No loss deduction for reduction of federal disability annuity

By James A. Beavers, CPA, CGMA, J.D., LL.M.

The Tax Court held that a taxpayer was not entitled to a loss deduction for the amount his Federal Employees Retirement System (FERS) disability annuity was reduced because he was also receiving Social Security Disability Insurance (SSDI) benefits.

Background

Mark Staples was a patent examiner for the U.S. Patent and Trademark Office. He retired due to disability in November 2012 and applied for FERS disability benefits. He was granted a FERS disability annuity from November 2012 on, but he was instructed by the Office of Personnel Management (OPM) to apply for SSDI benefits, which he did.

Staples was granted a monthly SSDI benefit effective March 1, 2012. In response to his receipt of SSDI benefits, OPM initially reduced his monthly FERS annuity by 100% of his monthly SSDI benefits for the months in which he received both. Beginning Dec. 1, 2013, OPM recomputed his FERS annuity, resulting in a monthly reduction equal to 60% of his monthly SSDI benefits. When Staples turned 62, OPM again recomputed (effective Aug. 14, 2015) his FERS annuity using an amount that essentially represented the annuity he would have received if he had continued working until the day before his 62nd birthday and had retired under the FERS nondisability provisions, again reducing his FERS annuity.

In March 2016, Staples filed his federal tax return for 2015. On his return, he included both his FERS annuity and his SSDI benefits as income. However, he left out a taxable distribution from a retirement account (and withholding on that distribution) and a small amount of interest. The IRS sent him a Notice CP2000 stating that he owed $742, which was additional tax and interest of $1,671, less the additional withholding of $929. Staples in his response conceded that he had received the extra income but contested the imposition of the additional tax. He nonetheless included with his response a check for $742 to pay the amount the IRS claimed he owed, which the IRS treated as a deposit.

Staples's rationale for not owing the additional tax was that he was also entitled to a loss deduction in the amount of the reduction of his FERS disability annuity due to his receipt of SSDI benefits, which would offset the additional income on the Notice CP2000. This loss was not reflected on Staples's original return, so in September 2017 he filed an amended return that included the loss deduction. The IRS refused to process or accept the amended return. In January 2018, the IRS sent Staples a notice of deficiency for additional tax of $1,635. Staples challenged the IRS's determination in Tax Court.

The Tax Court's decision

The Tax Court held that Staples could not claim a loss deduction for the reduction in his FERS disability annuity.

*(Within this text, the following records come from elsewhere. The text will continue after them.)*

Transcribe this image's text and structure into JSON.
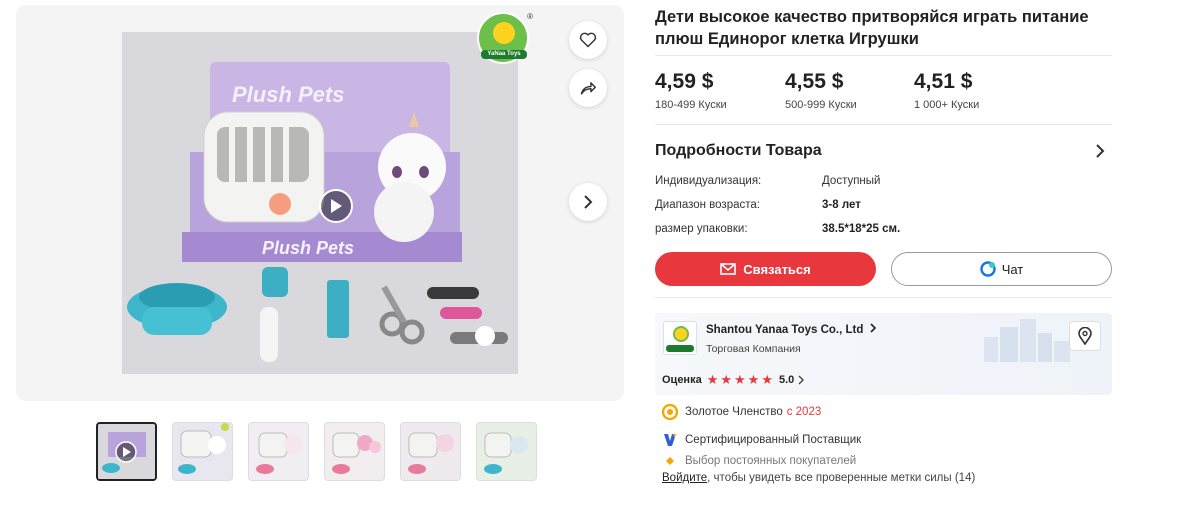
{
  "gallery": {
    "logo_text": "YaNaa Toys",
    "logo_reg": "®",
    "box_text": "Plush Pets",
    "thumbnail_count": 6
  },
  "product": {
    "title": "Дети высокое качество притворяйся играть питание плюш Единорог клетка Игрушки"
  },
  "prices": [
    {
      "price": "4,59 $",
      "qty": "180-499 Куски"
    },
    {
      "price": "4,55 $",
      "qty": "500-999 Куски"
    },
    {
      "price": "4,51 $",
      "qty": "1 000+ Куски"
    }
  ],
  "details": {
    "title": "Подробности Товара",
    "rows": [
      {
        "key": "Индивидуализация:",
        "value": "Доступный"
      },
      {
        "key": "Диапазон возраста:",
        "value": "3-8 лет"
      },
      {
        "key": "размер упаковки:",
        "value": "38.5*18*25 см."
      }
    ]
  },
  "actions": {
    "contact_label": "Связаться",
    "chat_label": "Чат"
  },
  "supplier": {
    "name": "Shantou Yanaa Toys Co., Ltd",
    "type": "Торговая Компания",
    "rating_label": "Оценка",
    "rating_value": "5.0",
    "stars": 5
  },
  "badges": {
    "gold_label": "Золотое Членство",
    "gold_since": "с 2023",
    "verified_label": "Сертифицированный Поставщик",
    "repeat_label": "Выбор постоянных покупателей",
    "login_link": "Войдите",
    "login_rest": ", чтобы увидеть все проверенные метки силы (14)"
  },
  "colors": {
    "accent_red": "#e8383d",
    "brand_green": "#6cc04a",
    "gold": "#f2a900",
    "verified_blue": "#2f5fd0"
  }
}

While Staples claimed he had a loss akin to a gambling, casualty, disaster, theft, or business loss as a result of the reduction, the court found that Staples did not have one of these types of deductible losses but instead had a nondeductible loss of unrealized income.

As the court explained, the reduction of an individual's FERS disability annuity when the individual also receives SSDI benefits is required by statute, and the legislative history around the rule clearly indicates that this rule was created intentionally to prevent a potential overlap between a FERS disability annuity and SSDI benefits that could result in certain individuals' being overly compensated. Furthermore, the FERS disability annuity reduction due to the receipt of SSDI benefits has been challenged and upheld in many previous cases.

Regardless, the Tax Court found that it lacked jurisdiction to decide employee benefit entitlement issues. Therefore, the sole issue before it was whether the reduction to Staples's FERS disability annuity was a loss for which he was entitled to a deduction in the amount of the reduction.

The court concluded he was not entitled to the deduction because he did not have a deductible loss from the reduction of the FERS disability annuity. Rather, the reduction in the annuity caused him not to receive expected additional income or, in other words, a loss of unrealized income. As many courts, including the Tax Court, have held, no section of the Code allows for the loss of unrealized income by a cash-basis taxpayer. Staples was a cash-basis taxpayer, so the Tax Court held he was not entitled to deduct the reduction of the FERS disability annuity because of his receipt of SSDI benefits.

Reflections

As the Tax Court points out in its opinion, Staples is not the first person to take issue with the reduction of a FERS disability annuity due to the simultaneous receipt of SSDI benefits. Although the law is clear that these FERS annuity reductions are allowable, the perceived grievous unfairness of this rule leads many people on quixotic quests to the courts for relief. He is also not the first person to argue that failure to realize anticipated income somehow amounts to a deductible loss (see, e.g., Marks, 390 F.2d 598 (9th Cir. 1968)). However, he may be the first person to combine these two mistaken ideas into one to argue that the reduction to a FERS disability annuity amounts to a deductible loss.